Ainda que o fator “licença de maternidade” possa ter sido relevante para o aumento do aleitamento em exclusivo, noutros tempos, já que o período concedido aumentou entre o final dos anos 90 até metade desta década, a verdade é que, na sociedade atual sofreu algumas alterações e, a atual geração de mães e pais, muitas vezes por não possuírem uma rede familiar de suporte, acabam por ter de regressar ao trabalho após os quatro ou cinco meses de licença.

Muitas vezes, as mães acabam por se questionar como farão quando a licença terminar e os seus bebés tiverem de ficar entregues a outro cuidador, seja numa creche, com uma ama ou algum familiar.
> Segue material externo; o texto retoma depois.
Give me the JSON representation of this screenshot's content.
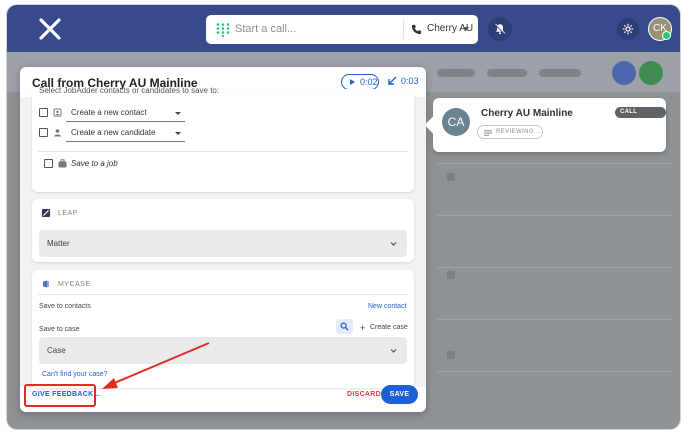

“Nem todos os agregados têm um orçamento familiar que lhes permita uma baixa alargada ou partilhada com o pai”, lamenta Patrícia. “Sim, é verdade que podemos congelar o leite ou extraí-lo antes, mas nem todas as mães conseguem uma extração eficaz com a bomba... a melhor bomba é a sucção do bebé”. Nestes casos, que acabou por ser o seu, refere que “a questão da amamentação em exclusivo, depois dos 4 ou 5 meses do bebé, passa a ser logo ponderada e, muitas vezes nas consultas, acabamos por perguntar como vamos fazer quando for o regresso ao trabalho”. No seu caso, a decisão acabou por ser óbvia, mas, nem por isso, fácil.

“Não ia conseguir extrair leite pelo que congelar não era opção e, como inicialmente ela bebia sempre um biberão de suplemento antes de dormir, começou a beber também um durante a tarde e eu dava de mamar antes de sair para o trabalho e quando chegava a casa, novamente. Depois fui reduzindo para a mama apenas de manhã e fui introduzindo as sopas até que deixei de amamentar”.

São, então, vários os motivos que levam uma mulher a decidir não amamentar. Seja por escolha própria ou por condicionantes externas, a verdade é que esta terá sempre de ser uma escolha da mãe.

O mais importante é que não se carregue uma culpa que não tem de ter! Afinal, quer amamentem ou não, as mães serão sempre mães ou, como nos dizia a Soraia “amamentar tem várias formas, e não define a Mãe que és”.